Une fois tous les remplacements effectués sans changement structurel majeur, le jeu déclina comme le soleil slovaque. Les plans italiens étaient contrecarrés par les réflexes du gardien russe – notamment lorsque Cerri servit magnifiquement le vif Luca Vido pour qu'il conclue – et par quelques finitions non cadrées. Quant aux Russes, ils sortirent de leur coquille et se montrèrent un peu plus offensifs devant la surface italienne, sans pourtant donner à Scuffet de réels motifs d'inquiétude. Lorsque l'arbitre siffla la fin des 80 minutes, la Russie n'avait pas encore réussi de tir cadré.

Mais, sur la liste des qualités russes, figurait en tête la force mentale, que l'équipe avait démontrée au cours d'une demi-finale stressante contre la Suède, de la lutte pour la survie face à l'Italie et, surtout, de la séance de tirs au but marathon qui lui avait valu sa place en finale. Alors que les entraîneurs préparaient leur liste de tireurs, le sentiment palpable du côté russe était que, ayant survécu jusque-là, ils allaient encore trouver l'énergie nécessaire pour donner le coup de grâce.
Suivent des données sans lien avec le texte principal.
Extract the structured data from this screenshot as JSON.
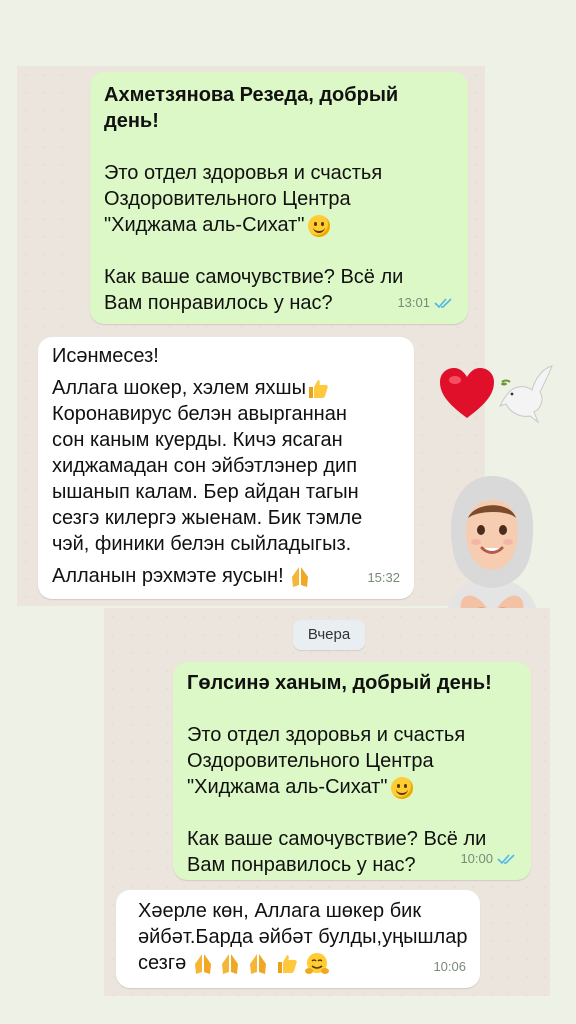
{
  "conversation_top": {
    "out_message": {
      "lines": [
        "Ахметзянова Резеда, добрый",
        "день!",
        "",
        "Это отдел здоровья и счастья",
        "Оздоровительного Центра",
        "\"Хиджама аль-Сихат\"",
        "",
        "Как ваше самочувствие? Всё ли",
        "Вам понравилось у нас?"
      ],
      "time": "13:01"
    },
    "in_message": {
      "lines": [
        "Исәнмесез!",
        "Аллага шокер, хэлем яхшы",
        "Коронавирус белэн авырганнан",
        "сон каным куерды. Кичэ ясаган",
        "хиджамадан сон эйбэтлэнер дип",
        "ышанып калам. Бер айдан тагын",
        "сезгэ килергэ жыенам. Бик тэмле",
        "чэй, финики белэн сыйладыгыз.",
        "Алланын рэхмэте яусын!"
      ],
      "time": "15:32"
    }
  },
  "conversation_bottom": {
    "date_separator": "Вчера",
    "out_message": {
      "lines": [
        "Гөлсинә ханым, добрый день!",
        "",
        "Это отдел здоровья и счастья",
        "Оздоровительного Центра",
        "\"Хиджама аль-Сихат\"",
        "",
        "Как ваше самочувствие? Всё ли",
        "Вам понравилось у нас?"
      ],
      "time": "10:00"
    },
    "in_message": {
      "lines": [
        "Хәерле көн, Аллага шөкер бик",
        "әйбәт.Барда әйбәт булды,уңышлар",
        "сезгә"
      ],
      "time": "10:06"
    }
  },
  "decorations": {
    "heart_icon": "heart-icon",
    "dove_icon": "dove-icon",
    "avatar": "hijab-girl-avatar",
    "colors": {
      "outgoing_bubble": "#dcf8c6",
      "incoming_bubble": "#ffffff",
      "read_ticks": "#4fb6ec",
      "heart": "#e0102a"
    }
  }
}
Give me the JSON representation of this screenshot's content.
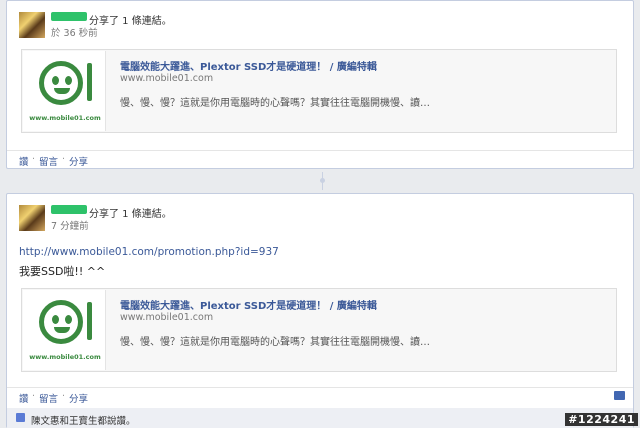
{
  "posts": [
    {
      "share_text": "分享了 1 條連結。",
      "time": "於 36 秒前",
      "link": {
        "title": "電腦效能大躍進、Plextor SSD才是硬道理！ / 廣編特輯",
        "url": "www.mobile01.com",
        "desc": "慢、慢、慢？這就是你用電腦時的心聲嗎？其實往往電腦開機慢、讀…",
        "logo_text": "www.mobile01.com"
      },
      "actions": {
        "like": "讚",
        "comment": "留言",
        "share": "分享",
        "sep": "·"
      }
    },
    {
      "share_text": "分享了 1 條連結。",
      "time": "7 分鐘前",
      "url_text": "http://www.mobile01.com/promotion.php?id=937",
      "message": "我要SSD啦!! ^^",
      "link": {
        "title": "電腦效能大躍進、Plextor SSD才是硬道理！ / 廣編特輯",
        "url": "www.mobile01.com",
        "desc": "慢、慢、慢？這就是你用電腦時的心聲嗎？其實往往電腦開機慢、讀…",
        "logo_text": "www.mobile01.com"
      },
      "actions": {
        "like": "讚",
        "comment": "留言",
        "share": "分享",
        "sep": "·"
      },
      "likes_text": "陳文惠和王寶生都說讚。"
    }
  ],
  "watermark": "#1224241",
  "colors": {
    "link_blue": "#3b5998",
    "logo_green": "#3a8a3f",
    "redaction": "#2ec26a"
  }
}
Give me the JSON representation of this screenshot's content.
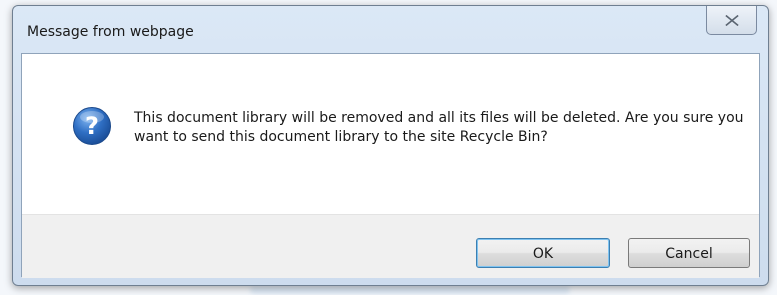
{
  "window": {
    "title": "Message from webpage"
  },
  "message": {
    "text": "This document library will be removed and all its files will be deleted. Are you sure you want to send this document library to the site Recycle Bin?"
  },
  "buttons": {
    "ok_label": "OK",
    "cancel_label": "Cancel"
  },
  "icons": {
    "dialog_icon": "question-icon",
    "close": "close-icon"
  },
  "colors": {
    "question_icon": "#2f6fc4",
    "frame": "#cddcee"
  }
}
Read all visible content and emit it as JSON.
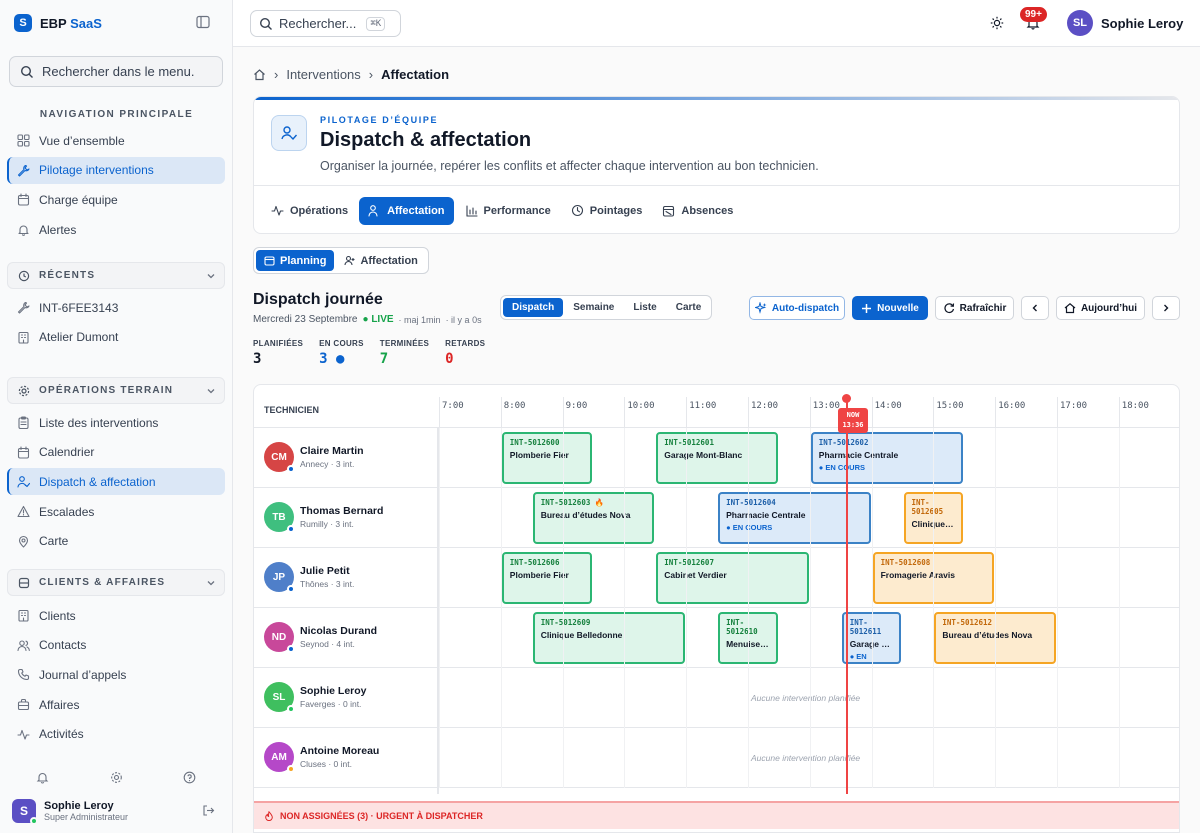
{
  "brand": {
    "letter": "S",
    "name": "EBP",
    "accent": "SaaS"
  },
  "sidebar": {
    "search_placeholder": "Rechercher dans le menu.",
    "main_heading": "NAVIGATION PRINCIPALE",
    "main_items": [
      {
        "label": "Vue d’ensemble",
        "icon": "grid-icon"
      },
      {
        "label": "Pilotage interventions",
        "icon": "wrench-icon"
      },
      {
        "label": "Charge équipe",
        "icon": "calendar-icon"
      },
      {
        "label": "Alertes",
        "icon": "bell-icon"
      }
    ],
    "recent_heading": "RÉCENTS",
    "recent_items": [
      {
        "label": "INT-6FEE3143",
        "icon": "wrench-icon"
      },
      {
        "label": "Atelier Dumont",
        "icon": "building-icon"
      }
    ],
    "ops_heading": "OPÉRATIONS TERRAIN",
    "ops_items": [
      {
        "label": "Liste des interventions",
        "icon": "clipboard-icon"
      },
      {
        "label": "Calendrier",
        "icon": "calendar-icon"
      },
      {
        "label": "Dispatch & affectation",
        "icon": "user-check-icon"
      },
      {
        "label": "Escalades",
        "icon": "warning-icon"
      },
      {
        "label": "Carte",
        "icon": "map-pin-icon"
      }
    ],
    "clients_heading": "CLIENTS & AFFAIRES",
    "clients_items": [
      {
        "label": "Clients",
        "icon": "building-icon"
      },
      {
        "label": "Contacts",
        "icon": "users-icon"
      },
      {
        "label": "Journal d’appels",
        "icon": "phone-icon"
      },
      {
        "label": "Affaires",
        "icon": "briefcase-icon"
      },
      {
        "label": "Activités",
        "icon": "activity-icon"
      }
    ],
    "user": {
      "initial": "S",
      "name": "Sophie Leroy",
      "role": "Super Administrateur"
    }
  },
  "topbar": {
    "search_placeholder": "Rechercher...",
    "shortcut": "⌘K",
    "notifications_badge": "99+",
    "user": {
      "initials": "SL",
      "name": "Sophie Leroy"
    }
  },
  "breadcrumb": {
    "items": [
      "Interventions",
      "Affectation"
    ]
  },
  "header": {
    "kicker": "PILOTAGE D’ÉQUIPE",
    "title": "Dispatch & affectation",
    "subtitle": "Organiser la journée, repérer les conflits et affecter chaque intervention au bon technicien.",
    "tabs": [
      "Opérations",
      "Affectation",
      "Performance",
      "Pointages",
      "Absences"
    ],
    "active_tab": "Affectation"
  },
  "mode_toggle": {
    "options": [
      "Planning",
      "Affectation"
    ],
    "active": "Planning"
  },
  "dispatch": {
    "title": "Dispatch journée",
    "date": "Mercredi 23 Septembre",
    "live": "● LIVE",
    "updated": "· maj 1min",
    "ago": "· il y a 0s",
    "views": [
      "Dispatch",
      "Semaine",
      "Liste",
      "Carte"
    ],
    "active_view": "Dispatch",
    "actions": {
      "auto": "Auto-dispatch",
      "new": "Nouvelle",
      "refresh": "Rafraîchir",
      "today": "Aujourd’hui"
    },
    "stats": [
      {
        "label": "PLANIFIÉES",
        "value": "3",
        "color": "#111827"
      },
      {
        "label": "EN COURS",
        "value": "3 ●",
        "color": "#0b63ce"
      },
      {
        "label": "TERMINÉES",
        "value": "7",
        "color": "#16a34a"
      },
      {
        "label": "RETARDS",
        "value": "0",
        "color": "#dc2626"
      }
    ]
  },
  "gantt": {
    "tech_header": "TECHNICIEN",
    "hours": [
      "7:00",
      "8:00",
      "9:00",
      "10:00",
      "11:00",
      "12:00",
      "13:00",
      "14:00",
      "15:00",
      "16:00",
      "17:00",
      "18:00"
    ],
    "now": {
      "label": "NOW",
      "time": "13:36"
    },
    "empty_message": "Aucune intervention planifiée",
    "technicians": [
      {
        "initials": "CM",
        "name": "Claire Martin",
        "meta": "Annecy · 3 int.",
        "avatar": "#d64545",
        "status": "#0b63ce",
        "jobs": [
          {
            "id": "INT-5012600",
            "client": "Plomberie Fier",
            "start": 8.0,
            "end": 9.5,
            "color": "green"
          },
          {
            "id": "INT-5012601",
            "client": "Garage Mont-Blanc",
            "start": 10.5,
            "end": 12.5,
            "color": "green"
          },
          {
            "id": "INT-5012602",
            "client": "Pharmacie Centrale",
            "start": 13.0,
            "end": 15.5,
            "color": "blue",
            "status": "● EN COURS"
          }
        ]
      },
      {
        "initials": "TB",
        "name": "Thomas Bernard",
        "meta": "Rumilly · 3 int.",
        "avatar": "#3fbf7f",
        "status": "#0b63ce",
        "jobs": [
          {
            "id": "INT-5012603 🔥",
            "client": "Bureau d’études Nova",
            "start": 8.5,
            "end": 10.5,
            "color": "green"
          },
          {
            "id": "INT-5012604",
            "client": "Pharmacie Centrale",
            "start": 11.5,
            "end": 14.0,
            "color": "blue",
            "status": "● EN COURS"
          },
          {
            "id": "INT-5012605",
            "client": "Clinique Belledonne",
            "start": 14.5,
            "end": 15.5,
            "color": "orange"
          }
        ]
      },
      {
        "initials": "JP",
        "name": "Julie Petit",
        "meta": "Thônes · 3 int.",
        "avatar": "#4f7fc9",
        "status": "#0b63ce",
        "jobs": [
          {
            "id": "INT-5012606",
            "client": "Plomberie Fier",
            "start": 8.0,
            "end": 9.5,
            "color": "green"
          },
          {
            "id": "INT-5012607",
            "client": "Cabinet Verdier",
            "start": 10.5,
            "end": 13.0,
            "color": "green"
          },
          {
            "id": "INT-5012608",
            "client": "Fromagerie Aravis",
            "start": 14.0,
            "end": 16.0,
            "color": "orange"
          }
        ]
      },
      {
        "initials": "ND",
        "name": "Nicolas Durand",
        "meta": "Seynod · 4 int.",
        "avatar": "#c8489a",
        "status": "#0b63ce",
        "jobs": [
          {
            "id": "INT-5012609",
            "client": "Clinique Belledonne",
            "start": 8.5,
            "end": 11.0,
            "color": "green"
          },
          {
            "id": "INT-5012610",
            "client": "Menuiserie Alpes",
            "start": 11.5,
            "end": 12.5,
            "color": "green"
          },
          {
            "id": "INT-5012611",
            "client": "Garage Mont-Blanc",
            "start": 13.5,
            "end": 14.5,
            "color": "blue",
            "status": "● EN COURS"
          },
          {
            "id": "INT-5012612",
            "client": "Bureau d’études Nova",
            "start": 15.0,
            "end": 17.0,
            "color": "orange"
          }
        ]
      },
      {
        "initials": "SL",
        "name": "Sophie Leroy",
        "meta": "Faverges · 0 int.",
        "avatar": "#3fbf5f",
        "status": "#22c55e",
        "jobs": []
      },
      {
        "initials": "AM",
        "name": "Antoine Moreau",
        "meta": "Cluses · 0 int.",
        "avatar": "#b548c8",
        "status": "#f5a524",
        "jobs": []
      }
    ],
    "unassigned": "NON ASSIGNÉES (3) · URGENT À DISPATCHER"
  }
}
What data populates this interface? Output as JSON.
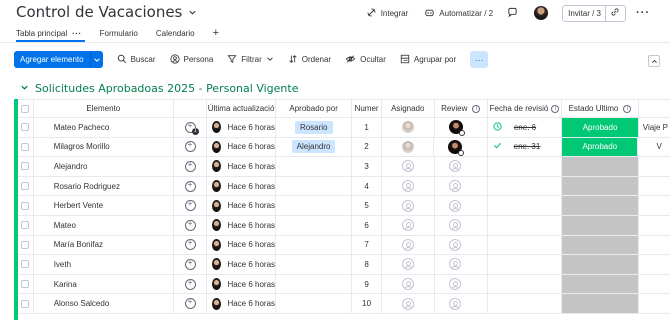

Mitryushkin, qui n'avait concédé qu'un seul but durant l'ensemble du tournoi, commença par écarter le premier tir italien, exécuté par le remplaçant Davide De Molfetta. Lorsqu'il repoussa également le troisième tir, de Sciacca, on commença à parer le trophée de rubans rouges. Mais Scuffet, à son tour, sauva deux des trois tirs au but russes qui suivirent, enclenchant ainsi le système de la mort subite. Mitryushkin plongea sur sa gauche pour sauver le 13e tir, botté par Andrea Palazzi, et Sergei Makarov, incarnant à la perfection la force psychologique de l'équipe russe, marqua calmement le tir au but décisif.

La joie des Russes était décuplée par l'incrédulité: bien qu'ils n'aient remporté qu'un seul match, ils étaient champions d'Europe! Alors qu'ils traversaient le terrain pour saluer leurs supporters, ils marquèrent une pause pour consoler les milieux italiens Mario Pugliese et Palazzi, inconsolables au centre de la surface de jeu, ne parvenant pas à réaliser que la finale était terminée, et perdue... L'équipe de Zoratto avait remporté davantage de points, mais c'est l'équipe de Khomuskha qui avait gagné du point de penalty.